La rencontre soignant-soigné addicté : entre rejet (expulsion) et attraction (absorption)

Nathalie Petit
De Boeck Supérieur | « Psychotropes »
2016/1 Vol. 22 | pages 9 à 30

https://www.cairn.info/revue-psychotropes-2016-1-page-9.htm

Résumé : Pourquoi la rencontre avec un patient addicté semble-t-elle ne pas être une rencontre comme les autres, une rencontre qui rejette, qui éjecte, qui absorbe, qui attrape ? Les écueils que nous rencontrons dans la relation soignant-soigné addicté sont fonction de la place qu’occupent les patients et l’objet-drogue dans l’économie psychique des soignants. Cette place semble corrélée à la représentation que nous avons de l’objet-drogue (pharmakon, poison-remède) et de sa fonction. Les soignants hospitaliers « non spécialistes » sont identifiés à l’objet-drogue manquant et identifient les patients à l’objet-drogue poison, expulsant ainsi un objet destructeur qui attaque de front le soin. Les soignants en addictologie s’identifient et sont identifiés à l’objet-drogue remède, se substituant, remplissant, apaisant les tensions, se laissant ainsi absorber. Étudiant et interrogeant ces deux mouvements identificatoires, rendant consciente la place qu’occupent le patient et l’objet-drogue dans l’économie psychique d’une équipe soignante, nous pouvons tenter d’assouplir certaines représentations et d’ainsi améliorer l’accompagnement et le traitement psychique de ces sujets en souffrance.

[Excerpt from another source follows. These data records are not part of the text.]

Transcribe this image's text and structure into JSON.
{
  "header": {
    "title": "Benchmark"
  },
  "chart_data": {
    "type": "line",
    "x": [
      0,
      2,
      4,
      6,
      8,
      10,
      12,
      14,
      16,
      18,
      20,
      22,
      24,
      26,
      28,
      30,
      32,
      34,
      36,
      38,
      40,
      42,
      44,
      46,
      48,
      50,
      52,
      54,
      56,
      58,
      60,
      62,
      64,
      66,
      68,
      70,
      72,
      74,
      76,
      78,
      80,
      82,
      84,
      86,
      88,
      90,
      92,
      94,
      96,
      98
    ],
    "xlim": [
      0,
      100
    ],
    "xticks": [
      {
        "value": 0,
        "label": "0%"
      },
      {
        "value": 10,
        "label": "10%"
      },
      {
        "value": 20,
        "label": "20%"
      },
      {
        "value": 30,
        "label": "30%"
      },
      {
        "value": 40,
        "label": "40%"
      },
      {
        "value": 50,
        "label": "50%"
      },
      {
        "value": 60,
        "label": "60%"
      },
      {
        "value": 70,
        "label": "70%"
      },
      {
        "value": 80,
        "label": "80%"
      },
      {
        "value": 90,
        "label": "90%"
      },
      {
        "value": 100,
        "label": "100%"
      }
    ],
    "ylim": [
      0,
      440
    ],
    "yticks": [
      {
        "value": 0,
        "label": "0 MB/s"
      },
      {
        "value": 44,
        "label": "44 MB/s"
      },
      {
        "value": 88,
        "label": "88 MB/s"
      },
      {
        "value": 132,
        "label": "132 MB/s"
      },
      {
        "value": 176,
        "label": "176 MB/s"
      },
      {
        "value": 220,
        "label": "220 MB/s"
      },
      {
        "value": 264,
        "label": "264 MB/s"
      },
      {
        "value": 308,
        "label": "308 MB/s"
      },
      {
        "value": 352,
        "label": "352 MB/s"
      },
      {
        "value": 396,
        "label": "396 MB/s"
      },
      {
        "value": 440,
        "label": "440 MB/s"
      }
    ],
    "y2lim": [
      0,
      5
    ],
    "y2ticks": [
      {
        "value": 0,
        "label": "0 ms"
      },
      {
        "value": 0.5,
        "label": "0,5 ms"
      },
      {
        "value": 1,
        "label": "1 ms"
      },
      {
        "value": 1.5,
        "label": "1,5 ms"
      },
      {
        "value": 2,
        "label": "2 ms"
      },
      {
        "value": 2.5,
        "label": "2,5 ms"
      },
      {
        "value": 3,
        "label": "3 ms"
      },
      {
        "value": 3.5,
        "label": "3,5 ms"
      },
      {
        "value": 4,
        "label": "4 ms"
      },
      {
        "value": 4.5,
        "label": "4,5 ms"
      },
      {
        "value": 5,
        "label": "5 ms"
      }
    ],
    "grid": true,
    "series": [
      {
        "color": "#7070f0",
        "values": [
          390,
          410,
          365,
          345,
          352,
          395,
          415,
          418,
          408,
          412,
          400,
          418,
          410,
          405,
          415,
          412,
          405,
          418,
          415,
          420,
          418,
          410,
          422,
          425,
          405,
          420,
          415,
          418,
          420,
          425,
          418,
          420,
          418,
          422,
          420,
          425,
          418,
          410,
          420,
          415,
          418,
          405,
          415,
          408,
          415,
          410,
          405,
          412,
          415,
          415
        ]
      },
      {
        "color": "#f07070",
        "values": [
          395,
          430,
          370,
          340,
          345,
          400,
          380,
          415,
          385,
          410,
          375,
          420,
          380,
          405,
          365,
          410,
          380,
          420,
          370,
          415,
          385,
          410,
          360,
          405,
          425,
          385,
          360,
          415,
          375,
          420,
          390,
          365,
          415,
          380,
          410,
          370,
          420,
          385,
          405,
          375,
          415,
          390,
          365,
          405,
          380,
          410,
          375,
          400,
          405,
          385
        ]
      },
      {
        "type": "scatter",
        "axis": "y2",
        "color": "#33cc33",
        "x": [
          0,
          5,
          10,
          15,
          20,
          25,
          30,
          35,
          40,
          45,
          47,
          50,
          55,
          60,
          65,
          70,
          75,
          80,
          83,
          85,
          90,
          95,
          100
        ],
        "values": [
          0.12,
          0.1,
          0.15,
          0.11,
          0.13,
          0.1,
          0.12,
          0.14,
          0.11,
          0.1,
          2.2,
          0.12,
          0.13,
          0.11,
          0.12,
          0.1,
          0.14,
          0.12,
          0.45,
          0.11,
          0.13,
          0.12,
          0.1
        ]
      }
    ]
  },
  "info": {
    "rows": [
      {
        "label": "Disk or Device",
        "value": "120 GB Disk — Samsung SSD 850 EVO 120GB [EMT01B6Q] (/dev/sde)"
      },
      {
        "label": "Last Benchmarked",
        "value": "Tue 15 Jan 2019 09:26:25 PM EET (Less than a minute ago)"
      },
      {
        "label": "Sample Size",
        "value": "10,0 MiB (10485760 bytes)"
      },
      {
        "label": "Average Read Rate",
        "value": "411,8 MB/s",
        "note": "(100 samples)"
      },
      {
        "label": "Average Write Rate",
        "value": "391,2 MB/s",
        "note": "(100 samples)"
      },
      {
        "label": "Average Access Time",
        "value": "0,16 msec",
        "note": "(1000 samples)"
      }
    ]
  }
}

La relation soignant-soigné en santé mentale est une relation particulière, singulière, entre-deux, de l’entre-deux, relation productrice, qui mobilise, éveille, réveille et dont l’empreinte interroge chaque fois.
La relation soignant-soigné addicté, celle de notre objet d’étude, nous interroge dans sa singularité puisqu’elle nous demande de prendre en compte un troisième terme : l’objet-drogue, celui-là même venu barrer, couper, éviter, modifier, transformer, adoucir, supporter la relation.
Qu’est-ce qui se tient entre ? Qu’est-ce que cette relation actualise du côté soignant, du côté soigné ? Comment s’expriment les difficultés que nous rencontrons dans ce lien ? À quoi devons-nous être particulièrement attentifs ? À quelle place sommes-nous mis ? Quels effets notre engagement produit-il ? Trouvons-nous une distance adéquate, le bon tempo ? Un ni trop loin ni trop près, un ni trop tôt ni trop tard ?

Un constat, une ligne de départ...

J’observe et j’entends s’exprimer différents mouvements affectifs à l’égard des patients que nous accueillons, mais aussi en direction et de la part des services qui les accueillent ponctuellement, à l’occasion de sevrages ou d’hospitalisations pour des décompensations psychiques.

D’où viennent les difficultés que rencontrent certains acteurs de soin dits « non spécialistes » des addictions ? Faut-il nécessairement être « spécialiste » pour accueillir les patients addictés ? Et puis, que signifie être « spécialiste » des addictions : avoir une connaissance, tenir une posture, engager une réflexion particulière ?

Nous sommes parfois, professionnels en addictologie, en position de « défenseurs » lorsqu’il s’agit de rencontrer d’autres acteurs de soin « non spécialistes » : défenseurs de quoi, de qui, pourquoi ? Défenseurs face au juge, à celui qui juge, incriminant l’expérience toxicomaniaque du côté du TROP de plaisir, de la délinquance, de la marge, de la dérive.

Nous sentons la nécessité d’expliquer, de préciser, de soutenir et de parler à la place parfois. Mais lorsque nous le faisons, que se passe-t-il et comment l’autre du soin rencontre-t-il ce patient dont il a reçu « notre tableau » teinté de la relation transférentielle ? Quelles attentes a-t-il et quelles déceptions suscitons-nous ? En nous introduisant comme tiers, facilitons-nous la rencontre ou désarticulons-nous quelque chose ?

Entre professionnels des tensions s’expriment, des mouvements affectifs récurrents, parfois très bruyants et des attaques émanent de part et d’autre lors de communications téléphoniques, de réunions. Diverses plaintes et mécontentements sont formulés lors de la prise en charge conjointe. D’un côté, nous sommes « trop permissifs, trop souples, manipulés » et assimilés à des « dealers » délivrant un traitement de substitution. De l’autre, les patients ne sont « pas compris, rejetés, catalogués toxico » et ils ne s’occupent pas bien d’eux.